La neutralidad y los procedimientos democráticos

La neutralidad y los procedimientos democráticos
Se ha generado en este medio un debate relevante, que nos ha acompañado también en otras instancias, sobre la relación entre neutralidad y religión. Por un lado, un sector esgrime que la neutralidad presentada por el liberalismo secular no es más que una quimera en la que se presenta a la razón y a cierta postura sobre lo bueno como hechos.

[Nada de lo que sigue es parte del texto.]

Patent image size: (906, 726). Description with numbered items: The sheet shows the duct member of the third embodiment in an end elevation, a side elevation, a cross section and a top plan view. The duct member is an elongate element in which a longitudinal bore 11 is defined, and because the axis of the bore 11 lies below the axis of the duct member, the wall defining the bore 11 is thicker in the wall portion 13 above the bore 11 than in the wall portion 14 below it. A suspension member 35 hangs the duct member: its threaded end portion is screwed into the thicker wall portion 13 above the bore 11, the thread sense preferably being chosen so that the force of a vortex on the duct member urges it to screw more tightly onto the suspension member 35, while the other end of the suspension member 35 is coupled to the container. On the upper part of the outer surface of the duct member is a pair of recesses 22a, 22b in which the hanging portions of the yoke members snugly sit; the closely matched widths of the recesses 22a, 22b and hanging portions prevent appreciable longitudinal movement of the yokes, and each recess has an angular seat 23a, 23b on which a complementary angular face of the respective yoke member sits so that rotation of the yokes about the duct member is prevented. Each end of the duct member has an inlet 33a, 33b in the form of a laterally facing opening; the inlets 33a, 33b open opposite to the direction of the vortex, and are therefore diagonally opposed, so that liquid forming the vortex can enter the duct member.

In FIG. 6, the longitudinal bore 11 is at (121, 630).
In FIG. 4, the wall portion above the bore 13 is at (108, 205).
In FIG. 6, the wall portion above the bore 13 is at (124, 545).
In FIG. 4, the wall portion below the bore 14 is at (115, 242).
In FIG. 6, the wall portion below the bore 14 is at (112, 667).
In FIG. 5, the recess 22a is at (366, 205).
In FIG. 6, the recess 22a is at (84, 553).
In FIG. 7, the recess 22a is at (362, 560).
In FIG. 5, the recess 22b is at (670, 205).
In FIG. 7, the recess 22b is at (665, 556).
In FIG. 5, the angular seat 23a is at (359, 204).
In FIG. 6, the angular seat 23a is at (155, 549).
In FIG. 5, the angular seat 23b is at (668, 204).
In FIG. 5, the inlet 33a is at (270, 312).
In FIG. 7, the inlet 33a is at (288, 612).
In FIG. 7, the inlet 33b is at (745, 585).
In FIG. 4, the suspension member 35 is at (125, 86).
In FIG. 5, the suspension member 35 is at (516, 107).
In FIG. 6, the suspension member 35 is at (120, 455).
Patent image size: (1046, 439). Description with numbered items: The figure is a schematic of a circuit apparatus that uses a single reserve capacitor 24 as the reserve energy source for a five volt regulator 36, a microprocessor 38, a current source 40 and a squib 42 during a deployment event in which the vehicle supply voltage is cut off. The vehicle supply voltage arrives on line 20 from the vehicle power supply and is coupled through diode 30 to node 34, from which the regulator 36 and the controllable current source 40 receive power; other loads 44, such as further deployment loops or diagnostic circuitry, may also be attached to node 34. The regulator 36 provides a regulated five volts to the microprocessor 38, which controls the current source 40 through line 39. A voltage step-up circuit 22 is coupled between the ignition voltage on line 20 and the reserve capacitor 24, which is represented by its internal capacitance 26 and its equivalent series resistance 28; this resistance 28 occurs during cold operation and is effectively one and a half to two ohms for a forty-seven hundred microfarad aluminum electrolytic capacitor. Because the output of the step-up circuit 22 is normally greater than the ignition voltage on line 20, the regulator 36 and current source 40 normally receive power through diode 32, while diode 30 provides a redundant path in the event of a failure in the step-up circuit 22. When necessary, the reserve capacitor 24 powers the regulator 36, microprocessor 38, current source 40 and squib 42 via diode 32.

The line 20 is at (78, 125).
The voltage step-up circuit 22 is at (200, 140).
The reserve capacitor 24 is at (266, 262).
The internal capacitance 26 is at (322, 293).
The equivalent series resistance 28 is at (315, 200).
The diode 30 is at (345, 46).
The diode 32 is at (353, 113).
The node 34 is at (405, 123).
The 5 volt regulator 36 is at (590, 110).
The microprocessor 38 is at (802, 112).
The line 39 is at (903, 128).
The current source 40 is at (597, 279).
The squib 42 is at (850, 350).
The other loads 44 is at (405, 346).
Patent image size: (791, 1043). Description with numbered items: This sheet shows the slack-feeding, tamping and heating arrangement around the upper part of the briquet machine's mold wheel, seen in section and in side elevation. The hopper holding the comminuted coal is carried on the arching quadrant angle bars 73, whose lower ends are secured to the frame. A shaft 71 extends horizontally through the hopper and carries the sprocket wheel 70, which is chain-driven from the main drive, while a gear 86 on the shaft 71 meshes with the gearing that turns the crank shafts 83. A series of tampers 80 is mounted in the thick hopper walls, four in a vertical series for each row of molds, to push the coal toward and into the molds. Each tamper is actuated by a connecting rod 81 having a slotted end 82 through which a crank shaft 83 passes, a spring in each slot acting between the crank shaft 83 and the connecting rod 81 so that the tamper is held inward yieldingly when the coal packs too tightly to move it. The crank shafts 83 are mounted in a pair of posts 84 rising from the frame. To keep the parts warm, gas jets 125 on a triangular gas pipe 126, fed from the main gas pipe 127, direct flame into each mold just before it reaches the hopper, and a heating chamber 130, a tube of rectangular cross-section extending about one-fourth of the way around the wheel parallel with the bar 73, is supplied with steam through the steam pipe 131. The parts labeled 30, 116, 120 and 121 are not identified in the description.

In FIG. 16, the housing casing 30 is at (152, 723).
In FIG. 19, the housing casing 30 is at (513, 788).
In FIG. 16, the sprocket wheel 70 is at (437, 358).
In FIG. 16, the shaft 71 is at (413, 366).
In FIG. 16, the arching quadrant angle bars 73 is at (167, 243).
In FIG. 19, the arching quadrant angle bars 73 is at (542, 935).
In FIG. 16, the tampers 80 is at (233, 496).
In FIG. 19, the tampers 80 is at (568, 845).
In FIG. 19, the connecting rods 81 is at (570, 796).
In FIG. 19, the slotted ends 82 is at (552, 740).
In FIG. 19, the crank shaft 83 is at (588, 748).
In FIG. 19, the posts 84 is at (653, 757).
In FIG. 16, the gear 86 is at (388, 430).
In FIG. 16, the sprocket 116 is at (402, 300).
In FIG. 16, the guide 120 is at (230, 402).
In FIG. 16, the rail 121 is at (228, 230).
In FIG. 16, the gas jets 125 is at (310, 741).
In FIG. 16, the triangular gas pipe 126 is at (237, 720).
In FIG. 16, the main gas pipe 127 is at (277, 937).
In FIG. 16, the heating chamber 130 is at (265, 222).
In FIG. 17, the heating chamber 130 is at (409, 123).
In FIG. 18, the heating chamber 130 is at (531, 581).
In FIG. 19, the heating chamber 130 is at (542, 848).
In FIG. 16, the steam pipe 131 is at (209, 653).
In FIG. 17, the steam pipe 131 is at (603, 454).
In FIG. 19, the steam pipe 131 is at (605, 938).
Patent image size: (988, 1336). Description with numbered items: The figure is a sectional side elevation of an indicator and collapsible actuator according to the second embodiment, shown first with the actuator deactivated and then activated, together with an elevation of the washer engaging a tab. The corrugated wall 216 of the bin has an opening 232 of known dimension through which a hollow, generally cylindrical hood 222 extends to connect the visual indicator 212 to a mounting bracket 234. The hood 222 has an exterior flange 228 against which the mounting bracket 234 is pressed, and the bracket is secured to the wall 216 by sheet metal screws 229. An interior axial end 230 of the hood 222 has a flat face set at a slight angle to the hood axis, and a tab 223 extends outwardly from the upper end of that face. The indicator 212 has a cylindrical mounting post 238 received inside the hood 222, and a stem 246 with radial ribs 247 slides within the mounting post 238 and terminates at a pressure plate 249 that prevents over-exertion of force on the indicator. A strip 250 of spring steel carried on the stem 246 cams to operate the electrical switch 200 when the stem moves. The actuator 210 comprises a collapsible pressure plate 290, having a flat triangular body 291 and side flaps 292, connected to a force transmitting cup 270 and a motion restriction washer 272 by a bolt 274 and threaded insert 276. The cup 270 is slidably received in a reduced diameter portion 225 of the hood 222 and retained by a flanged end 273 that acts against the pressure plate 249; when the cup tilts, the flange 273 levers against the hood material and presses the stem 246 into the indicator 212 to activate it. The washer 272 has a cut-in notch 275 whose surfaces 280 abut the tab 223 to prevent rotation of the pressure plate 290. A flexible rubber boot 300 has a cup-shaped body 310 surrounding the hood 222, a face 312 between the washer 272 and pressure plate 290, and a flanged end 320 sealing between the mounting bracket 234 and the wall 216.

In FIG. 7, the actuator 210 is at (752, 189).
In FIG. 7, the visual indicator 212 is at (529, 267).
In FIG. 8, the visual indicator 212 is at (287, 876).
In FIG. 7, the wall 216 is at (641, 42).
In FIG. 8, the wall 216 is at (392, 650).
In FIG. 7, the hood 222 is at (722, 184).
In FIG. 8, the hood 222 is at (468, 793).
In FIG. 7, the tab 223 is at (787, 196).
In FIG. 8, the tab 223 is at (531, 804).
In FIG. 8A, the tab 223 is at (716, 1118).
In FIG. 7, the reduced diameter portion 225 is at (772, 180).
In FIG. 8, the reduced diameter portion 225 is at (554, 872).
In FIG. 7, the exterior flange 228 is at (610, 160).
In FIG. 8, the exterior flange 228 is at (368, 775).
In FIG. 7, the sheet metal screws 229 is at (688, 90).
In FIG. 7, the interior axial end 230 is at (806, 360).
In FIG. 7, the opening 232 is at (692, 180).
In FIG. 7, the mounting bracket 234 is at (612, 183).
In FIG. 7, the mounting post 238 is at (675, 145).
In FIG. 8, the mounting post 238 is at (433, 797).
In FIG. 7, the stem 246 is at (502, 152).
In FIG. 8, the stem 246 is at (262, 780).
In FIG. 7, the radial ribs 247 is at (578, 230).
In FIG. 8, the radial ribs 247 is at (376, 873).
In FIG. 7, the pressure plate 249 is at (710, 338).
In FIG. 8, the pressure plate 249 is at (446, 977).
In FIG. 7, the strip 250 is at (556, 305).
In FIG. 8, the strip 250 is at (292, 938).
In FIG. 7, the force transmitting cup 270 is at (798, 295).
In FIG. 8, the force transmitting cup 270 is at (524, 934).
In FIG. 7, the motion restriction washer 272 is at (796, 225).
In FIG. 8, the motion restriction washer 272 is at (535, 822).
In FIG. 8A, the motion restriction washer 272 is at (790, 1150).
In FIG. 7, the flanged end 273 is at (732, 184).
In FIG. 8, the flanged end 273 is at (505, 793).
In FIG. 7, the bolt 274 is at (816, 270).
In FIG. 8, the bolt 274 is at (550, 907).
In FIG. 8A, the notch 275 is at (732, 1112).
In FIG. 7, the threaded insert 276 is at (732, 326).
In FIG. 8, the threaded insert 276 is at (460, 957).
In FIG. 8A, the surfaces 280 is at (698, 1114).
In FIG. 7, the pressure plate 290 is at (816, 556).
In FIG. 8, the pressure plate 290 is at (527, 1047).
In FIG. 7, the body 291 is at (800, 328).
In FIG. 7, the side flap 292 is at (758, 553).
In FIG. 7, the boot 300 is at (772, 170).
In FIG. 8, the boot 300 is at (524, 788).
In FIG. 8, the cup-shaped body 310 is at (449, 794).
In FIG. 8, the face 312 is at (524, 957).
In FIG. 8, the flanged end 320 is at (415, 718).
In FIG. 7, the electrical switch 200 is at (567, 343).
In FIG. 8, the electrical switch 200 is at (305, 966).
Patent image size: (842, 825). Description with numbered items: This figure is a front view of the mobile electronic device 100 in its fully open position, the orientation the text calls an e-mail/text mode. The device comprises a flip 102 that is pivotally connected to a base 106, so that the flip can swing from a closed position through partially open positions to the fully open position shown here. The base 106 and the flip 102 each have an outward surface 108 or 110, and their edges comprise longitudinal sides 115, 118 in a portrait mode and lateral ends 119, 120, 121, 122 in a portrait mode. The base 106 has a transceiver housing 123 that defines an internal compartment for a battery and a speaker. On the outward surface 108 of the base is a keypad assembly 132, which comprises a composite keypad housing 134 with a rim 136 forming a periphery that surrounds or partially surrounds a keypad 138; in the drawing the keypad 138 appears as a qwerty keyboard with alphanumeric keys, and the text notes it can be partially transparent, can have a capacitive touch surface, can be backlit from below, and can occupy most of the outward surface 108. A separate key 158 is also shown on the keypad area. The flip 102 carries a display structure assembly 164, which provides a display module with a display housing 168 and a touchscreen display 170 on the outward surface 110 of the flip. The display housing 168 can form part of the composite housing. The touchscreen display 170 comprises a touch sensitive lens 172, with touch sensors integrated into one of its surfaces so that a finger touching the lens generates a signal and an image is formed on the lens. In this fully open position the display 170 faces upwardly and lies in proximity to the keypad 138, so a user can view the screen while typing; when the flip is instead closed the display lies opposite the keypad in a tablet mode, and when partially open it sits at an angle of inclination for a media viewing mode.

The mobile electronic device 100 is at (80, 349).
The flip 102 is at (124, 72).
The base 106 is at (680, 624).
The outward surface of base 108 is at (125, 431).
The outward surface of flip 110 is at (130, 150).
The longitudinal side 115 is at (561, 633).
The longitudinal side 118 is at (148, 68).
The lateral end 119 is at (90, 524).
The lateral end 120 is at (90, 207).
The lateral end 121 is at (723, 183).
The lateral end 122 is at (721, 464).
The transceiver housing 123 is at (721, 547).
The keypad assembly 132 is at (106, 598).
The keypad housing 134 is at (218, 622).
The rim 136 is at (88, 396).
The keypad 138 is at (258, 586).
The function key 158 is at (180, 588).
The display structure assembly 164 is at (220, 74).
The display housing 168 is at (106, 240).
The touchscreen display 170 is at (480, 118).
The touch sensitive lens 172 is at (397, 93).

Bajo esa lógica no existe principio que realmente sea neutral, dado que siempre detrás se esconde una idea de la vida buena condicionada a un contexto histórico que define lo “razonable” y lo “racional”. Por otro lado, los defensores de la neutralidad plantean que la única forma de dialogar en un mundo plural requiere traducir y dejar ciertas posiciones de lado, es decir, traducir la posición propia a otra en la que ciudadanos que no comparten la creencia puedan comprenderse mutuamente.
Detrás de ambas posiciones hay cierta verdad. Es cierto que la neutralidad liberal entendida de esta forma plantea que ciertas cuestiones, como la fe y los dogmas, tienen que ser dejados de lado para entrar en la esfera pública. Por otra parte, también es cierto que es necesario construir instituciones capaces de incorporar las distintas voces de una sociedad plural.
Sin embargo, el problema detrás de ambas posturas es que asumen que el principio de neutralidad tiene que aplicarse antes de la deliberación pública —como un filtro a los argumentos que pueden o no esgrimirse— y no lo ven como un principio que rige durante el procedimiento democrático. Esta distinción es clave, dado que la base de la democracia requiere llegar a acuerdos, cuestión esencial omitida por ambas posturas.
Partiendo desde esta base, la neutralidad no exige que las personas no usen la fe, creencias o experiencias personales para la discusión pública. Si lo hiciera, existe el peligro de que ciertas preguntas relevantes para la comunidad política sean excluidas del debate y se den como hechos. Lo que la neutralidad demanda es que, mientras existan desacuerdos sobre la “vida buena”, el Estado no fundamente sus decisiones en ninguna doctrina comprensiva particular, sea esta religiosa o secular.
El segundo requerimiento va de fondo al procedimiento deliberativo como tal. Cuando dos o más posiciones se encuentren en un desacuerdo ético fundamental, hay dos caminos: detener la conversación o buscar cómo continuarla.
Justamente, el punto de que la discusión es racional —que lo es en tanto ambos sectores buscan encontrar un acuerdo en la comunidad política— plantea que los hablantes buscarán una forma de seguir la conversación; ello los obliga a buscar puntos de abstracción que vayan a un nivel superior. En otras palabras, conceptos que incluso si los hablantes entienden de forma distinta, el uso que le dan es similar.
Bajo esta lógica, es posible llegar a acuerdos o al menos aclarar los conflictos que hay en la sociedad sin necesidad de negar el uso de la religión o los dogmas como base de la discusión. El límite no está en el contenido de las creencias, sino en los procedimientos que garantizan una deliberación justa y en la protección de los individuos.
En última instancia, la democracia no se construye silenciando posturas, sino sobre la capacidad de discutirlas sin excluirse mutuamente.